In der zu Stein gewordenen Liebeserklärung wurde der Maharadscha Shah Jahan nach seinem Tod im Jahr 1666 neben seiner geliebten Frau Mumtaz beigesetzt. 1983 wurde das Taj Mahal von der UNESCO zum Weltkulturerbe ernannt und ist heute ein weltweit bekannter Touristenmagnet.

Chinesische Mauer

Die Chinesische Mauer ist wohl die bekannteste und meistbesuchte Sehenswürdigkeit in China. Das 6.350 Kilometer lange und durchschnittlich sechs Meter breite Bauwerk ist das größte von Menschenhand geschaffene Bauwerk und sogar vom Weltall aus zu sehen. Die Höhe der Mauer variiert und beträgt an einigen Stellen vier, an anderen Stellen wiederum bis zu sechzehn Meter. Die Chinesische Mauer besteht aus mehreren, teilweise nicht zusammenhängenden Abschnitten unterschiedlichen Alters. In den Touristenzentren ist die Chinesische Mauer teilweise sehr gut erhalten, während sie an anderen Abschnitten in einem teilweise sehr maroden Zustand ist. Die Chinesische Mauer entstand zum Schutz vor Feinden. Den Beginn des Baues kann man im Jahr 214 v. Chr. suchen; hier ließ der erste chinesische Kaiser, Qin Shihuangdi, Schutzwälle errichten und der Grundstein für die Chinesische Mauer war gelegt. Im Lauf der Jahrtausende wurde immer weiter an der Mauer gebaut; ihre heutige Form erhielt sie in der Ming-Dynastie. Im Jahre 1987 wurde auch dieses Bauwerk in das Weltkulturerbe der UNESCO aufgenommen.

Ayers Rock

Ayers Rock in AustralienIm Northern Territory gelegen befindet sich der Ayers Rock, eines der Wahrzeichen Australiens. Der vor etwa 600 Millionen Jahren entstandene zweitgrößte Monolith der Erde erhebt sich als Inselberg aus Sandstein in der zentralaustralischen Wüste mit einer Höhe von 869 Metern. Er ist rund 3 Kilometer lang, 2 Kilometer breit und hat einen Umfang von etwa 10 Kilometern.

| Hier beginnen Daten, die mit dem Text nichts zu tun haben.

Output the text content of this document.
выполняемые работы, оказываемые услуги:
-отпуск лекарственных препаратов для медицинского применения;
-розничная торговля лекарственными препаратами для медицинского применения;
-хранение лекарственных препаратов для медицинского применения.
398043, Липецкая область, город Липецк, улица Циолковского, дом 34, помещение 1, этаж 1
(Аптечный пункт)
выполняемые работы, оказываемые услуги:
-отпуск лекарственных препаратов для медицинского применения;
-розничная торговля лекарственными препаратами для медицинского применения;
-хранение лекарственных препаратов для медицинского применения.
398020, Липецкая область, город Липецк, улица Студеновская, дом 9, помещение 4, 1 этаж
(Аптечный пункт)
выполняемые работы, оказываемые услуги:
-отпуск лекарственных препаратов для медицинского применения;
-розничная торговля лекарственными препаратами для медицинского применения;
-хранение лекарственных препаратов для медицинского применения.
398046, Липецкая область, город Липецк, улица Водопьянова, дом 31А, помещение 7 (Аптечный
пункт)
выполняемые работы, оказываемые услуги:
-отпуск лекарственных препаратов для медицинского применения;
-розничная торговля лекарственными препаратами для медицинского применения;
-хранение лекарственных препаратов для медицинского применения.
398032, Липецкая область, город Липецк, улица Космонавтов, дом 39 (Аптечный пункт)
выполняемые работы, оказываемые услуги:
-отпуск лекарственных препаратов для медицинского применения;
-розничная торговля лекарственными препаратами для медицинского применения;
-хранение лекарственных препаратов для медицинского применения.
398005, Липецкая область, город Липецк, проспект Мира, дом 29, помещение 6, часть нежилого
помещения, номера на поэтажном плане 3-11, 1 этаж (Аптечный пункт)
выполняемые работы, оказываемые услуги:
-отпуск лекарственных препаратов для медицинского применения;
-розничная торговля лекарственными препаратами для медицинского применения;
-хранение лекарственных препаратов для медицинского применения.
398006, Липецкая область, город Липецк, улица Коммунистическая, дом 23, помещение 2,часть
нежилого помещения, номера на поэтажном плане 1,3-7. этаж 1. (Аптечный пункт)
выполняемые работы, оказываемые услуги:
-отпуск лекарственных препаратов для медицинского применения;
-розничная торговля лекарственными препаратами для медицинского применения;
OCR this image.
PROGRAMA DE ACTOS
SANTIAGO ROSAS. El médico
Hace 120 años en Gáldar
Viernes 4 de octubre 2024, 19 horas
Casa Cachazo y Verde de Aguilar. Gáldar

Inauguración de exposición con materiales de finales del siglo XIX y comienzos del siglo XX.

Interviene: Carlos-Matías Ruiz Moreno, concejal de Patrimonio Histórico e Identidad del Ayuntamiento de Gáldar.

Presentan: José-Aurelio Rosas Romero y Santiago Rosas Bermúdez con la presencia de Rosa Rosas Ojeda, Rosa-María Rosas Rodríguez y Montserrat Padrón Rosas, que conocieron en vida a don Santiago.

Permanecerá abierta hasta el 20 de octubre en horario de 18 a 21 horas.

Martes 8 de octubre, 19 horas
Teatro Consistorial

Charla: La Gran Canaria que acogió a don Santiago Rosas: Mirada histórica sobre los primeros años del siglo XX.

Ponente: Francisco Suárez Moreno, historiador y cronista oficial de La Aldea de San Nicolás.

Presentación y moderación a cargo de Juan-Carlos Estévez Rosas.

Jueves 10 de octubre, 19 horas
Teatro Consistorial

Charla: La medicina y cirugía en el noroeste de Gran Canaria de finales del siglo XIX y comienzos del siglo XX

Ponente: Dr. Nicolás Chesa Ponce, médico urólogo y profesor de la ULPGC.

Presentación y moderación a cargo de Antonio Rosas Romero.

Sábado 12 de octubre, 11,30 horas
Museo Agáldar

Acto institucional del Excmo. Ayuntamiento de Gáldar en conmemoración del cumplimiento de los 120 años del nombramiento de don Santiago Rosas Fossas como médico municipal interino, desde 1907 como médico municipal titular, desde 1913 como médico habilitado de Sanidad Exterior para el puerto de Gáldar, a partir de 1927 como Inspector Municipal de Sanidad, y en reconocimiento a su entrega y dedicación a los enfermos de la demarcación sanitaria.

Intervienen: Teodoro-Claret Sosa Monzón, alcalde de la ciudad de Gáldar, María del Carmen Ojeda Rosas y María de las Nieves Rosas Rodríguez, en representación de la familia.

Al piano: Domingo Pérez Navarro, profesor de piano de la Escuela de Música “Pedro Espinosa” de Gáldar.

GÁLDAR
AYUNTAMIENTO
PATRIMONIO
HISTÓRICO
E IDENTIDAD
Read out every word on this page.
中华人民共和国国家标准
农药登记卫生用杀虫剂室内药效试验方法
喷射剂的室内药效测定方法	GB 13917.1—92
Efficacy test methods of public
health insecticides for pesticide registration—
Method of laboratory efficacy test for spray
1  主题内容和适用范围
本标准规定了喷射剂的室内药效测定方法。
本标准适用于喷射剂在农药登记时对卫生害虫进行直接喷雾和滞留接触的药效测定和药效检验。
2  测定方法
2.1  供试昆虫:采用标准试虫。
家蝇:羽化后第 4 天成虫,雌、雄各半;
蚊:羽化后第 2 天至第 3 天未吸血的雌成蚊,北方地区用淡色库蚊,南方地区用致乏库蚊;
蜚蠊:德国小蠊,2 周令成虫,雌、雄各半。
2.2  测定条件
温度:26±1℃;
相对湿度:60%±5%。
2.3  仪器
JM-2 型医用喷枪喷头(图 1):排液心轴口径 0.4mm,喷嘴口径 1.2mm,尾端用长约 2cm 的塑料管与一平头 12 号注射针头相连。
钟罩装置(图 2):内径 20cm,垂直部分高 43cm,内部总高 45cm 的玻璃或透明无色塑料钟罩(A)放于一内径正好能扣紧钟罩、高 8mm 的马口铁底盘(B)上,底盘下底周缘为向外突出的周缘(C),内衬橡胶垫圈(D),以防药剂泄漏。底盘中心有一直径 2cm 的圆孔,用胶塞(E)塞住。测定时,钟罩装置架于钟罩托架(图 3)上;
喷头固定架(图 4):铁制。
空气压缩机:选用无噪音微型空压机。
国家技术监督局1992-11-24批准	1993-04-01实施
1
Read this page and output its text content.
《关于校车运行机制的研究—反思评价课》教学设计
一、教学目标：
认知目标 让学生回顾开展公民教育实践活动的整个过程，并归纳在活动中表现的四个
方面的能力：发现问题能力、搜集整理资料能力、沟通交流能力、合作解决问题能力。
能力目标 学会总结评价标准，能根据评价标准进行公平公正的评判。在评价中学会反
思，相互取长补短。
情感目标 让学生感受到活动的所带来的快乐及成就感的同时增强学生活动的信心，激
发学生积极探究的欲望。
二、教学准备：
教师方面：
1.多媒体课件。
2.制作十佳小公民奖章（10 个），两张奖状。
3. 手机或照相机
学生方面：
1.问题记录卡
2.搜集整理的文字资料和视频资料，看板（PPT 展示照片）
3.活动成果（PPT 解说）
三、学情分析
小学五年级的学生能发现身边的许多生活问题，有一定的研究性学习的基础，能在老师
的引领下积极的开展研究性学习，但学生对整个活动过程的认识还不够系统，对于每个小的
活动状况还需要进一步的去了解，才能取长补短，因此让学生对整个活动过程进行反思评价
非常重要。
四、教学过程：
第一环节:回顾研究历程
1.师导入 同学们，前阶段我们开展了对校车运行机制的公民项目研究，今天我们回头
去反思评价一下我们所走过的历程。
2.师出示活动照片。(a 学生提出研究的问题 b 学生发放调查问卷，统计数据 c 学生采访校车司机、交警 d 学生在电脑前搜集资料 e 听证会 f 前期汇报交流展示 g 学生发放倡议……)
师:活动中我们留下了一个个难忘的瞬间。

Die Aborigines nennen ihr Heiligtum „Uluru“. Der Berg ist ein wichtiges Zeichen ihres Kampfes um Landrechte und Überleben ihrer Kultur. Der Sage nach ist der rote Berg die Regenbogenschlange, die zusammen mit den Ahnen die Welt erschuf, um sich dann zusammenzurollen und zu versteinern.

Nach Ansicht der Aborigines darf der Heilige Berg nicht bestiegen werden, dennoch dulden sie es, dass jährlich viele Touristen diesen Wunsch missachten. Die Besteigung des Uluru ist bei den dortigen Temperaturen sehr beschwerlich. Rasch umschlagendes Wetter bergen bei Auf- wie auch Abstieg extreme Gefahren in sich. Es gab bereits mehrere Unfälle mit Todesfolge. Bei extremer Windstärke ist ein Besteigen sogar ausdrücklich verboten. Ebenso verboten ist es, gekennzeichnete heilige Stätten am Fuße des Berges zu fotografieren. Ein Nichtbeachten zieht hohe Geldstrafen nach sich. Wenn die Sonne im Outback versinkt, erstrahlt der Ayers Rock in seinem typischen, intensiven, magischen Rot.